Collective Defined Contribution schemes are designed to provide a non-advised solution to people’s everyday problem of converting a pot or money into a wage for life. This has been described by one economist as the hardest, nastiest problem in finance, I would not deliver it to my brother or girlfriend, but we are currently planning to deliver it to the vast majority of those in workplace pensions.
It is quite clear from work done by among others, Aon, State Street, People’s Pension and First Actuarial , that most people, given the choice, would like their pension savings to provide them with a wage for life (aka a pension). That 89.1% of the CWU membership that voted on what they wanted , voted for a wage for life (rather than a pension pot- should come as no surprise. They represent the 90% of us who don’t want to be advised, but want things to happen for them.
In previous incarnations, these people were paid a scheme pension from a DB plan, had an annuity thrust upon them or simply didn’t save.
Collectives deal with the 90% who the IFA neither want nor have capacity to advise
I am not saying that collectives will not present IFAs with a challenge, They will do in the next decade, what stakeholder pensions and then NEST did in the last decade, they will reform the savings market,
In case anyone has any doubt how much that market needs reforming, then I will be publishing over the coming months a series of studies on the inefficiencies of our current system, which is delivering shocking value for money in some areas.
IFA charges will come under scrutiny in the short term, not because of CDC, but because the FCA’s platform review, their thematic work on DB transfers and the ongoing work arising out of the Asset Management Market Review and CMA investigation , will shine a light on best and worst practice.
I have no doubt that in the short term these investigations will show a wide difference between good and bad, but they will not show ordinary people another way of doing things.
Only the development of a new kind of product can do that.

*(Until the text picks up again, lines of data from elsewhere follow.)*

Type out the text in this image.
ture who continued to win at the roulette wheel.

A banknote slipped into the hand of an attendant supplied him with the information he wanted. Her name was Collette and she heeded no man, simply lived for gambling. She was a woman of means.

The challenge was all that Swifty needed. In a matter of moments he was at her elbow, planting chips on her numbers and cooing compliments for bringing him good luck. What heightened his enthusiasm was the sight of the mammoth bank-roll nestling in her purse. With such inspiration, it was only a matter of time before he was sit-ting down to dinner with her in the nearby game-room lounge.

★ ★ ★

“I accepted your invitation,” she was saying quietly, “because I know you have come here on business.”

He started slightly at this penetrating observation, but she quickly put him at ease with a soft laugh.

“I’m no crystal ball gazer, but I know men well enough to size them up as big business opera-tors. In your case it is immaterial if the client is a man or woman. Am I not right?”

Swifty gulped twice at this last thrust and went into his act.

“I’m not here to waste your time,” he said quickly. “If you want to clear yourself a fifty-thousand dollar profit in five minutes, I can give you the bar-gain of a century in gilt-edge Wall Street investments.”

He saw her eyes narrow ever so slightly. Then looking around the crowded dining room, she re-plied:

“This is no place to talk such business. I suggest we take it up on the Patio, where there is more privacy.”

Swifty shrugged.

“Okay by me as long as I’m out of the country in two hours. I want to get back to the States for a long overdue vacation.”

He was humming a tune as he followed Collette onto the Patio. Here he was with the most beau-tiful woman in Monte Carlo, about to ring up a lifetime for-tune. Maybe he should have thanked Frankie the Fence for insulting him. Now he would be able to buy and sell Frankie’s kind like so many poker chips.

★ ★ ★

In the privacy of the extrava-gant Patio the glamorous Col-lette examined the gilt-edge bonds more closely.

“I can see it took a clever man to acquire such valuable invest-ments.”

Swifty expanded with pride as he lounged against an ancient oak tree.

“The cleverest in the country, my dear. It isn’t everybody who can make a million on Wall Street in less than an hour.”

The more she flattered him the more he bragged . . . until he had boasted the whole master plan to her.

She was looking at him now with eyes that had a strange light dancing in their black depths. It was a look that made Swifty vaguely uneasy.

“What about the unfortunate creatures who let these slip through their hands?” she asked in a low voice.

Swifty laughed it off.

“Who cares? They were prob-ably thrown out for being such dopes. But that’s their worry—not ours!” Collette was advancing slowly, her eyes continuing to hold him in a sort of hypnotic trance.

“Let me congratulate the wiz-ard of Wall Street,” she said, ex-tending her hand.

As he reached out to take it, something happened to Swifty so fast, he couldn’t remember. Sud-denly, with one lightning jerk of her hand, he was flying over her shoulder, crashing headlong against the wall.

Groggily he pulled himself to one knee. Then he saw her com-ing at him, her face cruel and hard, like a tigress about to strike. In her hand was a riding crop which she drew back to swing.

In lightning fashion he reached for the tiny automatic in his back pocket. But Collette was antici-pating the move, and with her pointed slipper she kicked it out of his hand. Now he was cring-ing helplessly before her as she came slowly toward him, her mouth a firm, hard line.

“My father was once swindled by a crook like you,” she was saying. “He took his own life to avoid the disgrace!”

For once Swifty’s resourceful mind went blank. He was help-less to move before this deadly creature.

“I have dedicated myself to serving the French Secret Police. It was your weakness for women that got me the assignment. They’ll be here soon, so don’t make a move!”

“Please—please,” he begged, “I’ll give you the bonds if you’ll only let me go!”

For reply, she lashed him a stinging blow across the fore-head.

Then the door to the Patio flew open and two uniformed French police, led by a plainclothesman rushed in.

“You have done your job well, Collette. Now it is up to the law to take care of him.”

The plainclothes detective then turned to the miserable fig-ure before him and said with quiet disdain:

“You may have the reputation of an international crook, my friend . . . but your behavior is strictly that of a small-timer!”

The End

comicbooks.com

The delivery of CDC, first through the Royal Mail and subsequently through the upgrade of occupational DC (including multi-employer schemes) and finally the general purpose “aggregator” CDC schemes, will provide a new benchmark for wealth management.
I look forward to a time when IFAs will be able to clearly demonstrate their value, relative to the value of a CDC and win that argument. I have no doubt they will do, again and again – just as they did with stakeholder, with NEST and with the RDR. CDC is a challenge to the IFA business model, which the IFAs will win.
But that business model is for the 10% of the market that can be deemed mass affluent, not the 90% who can’t!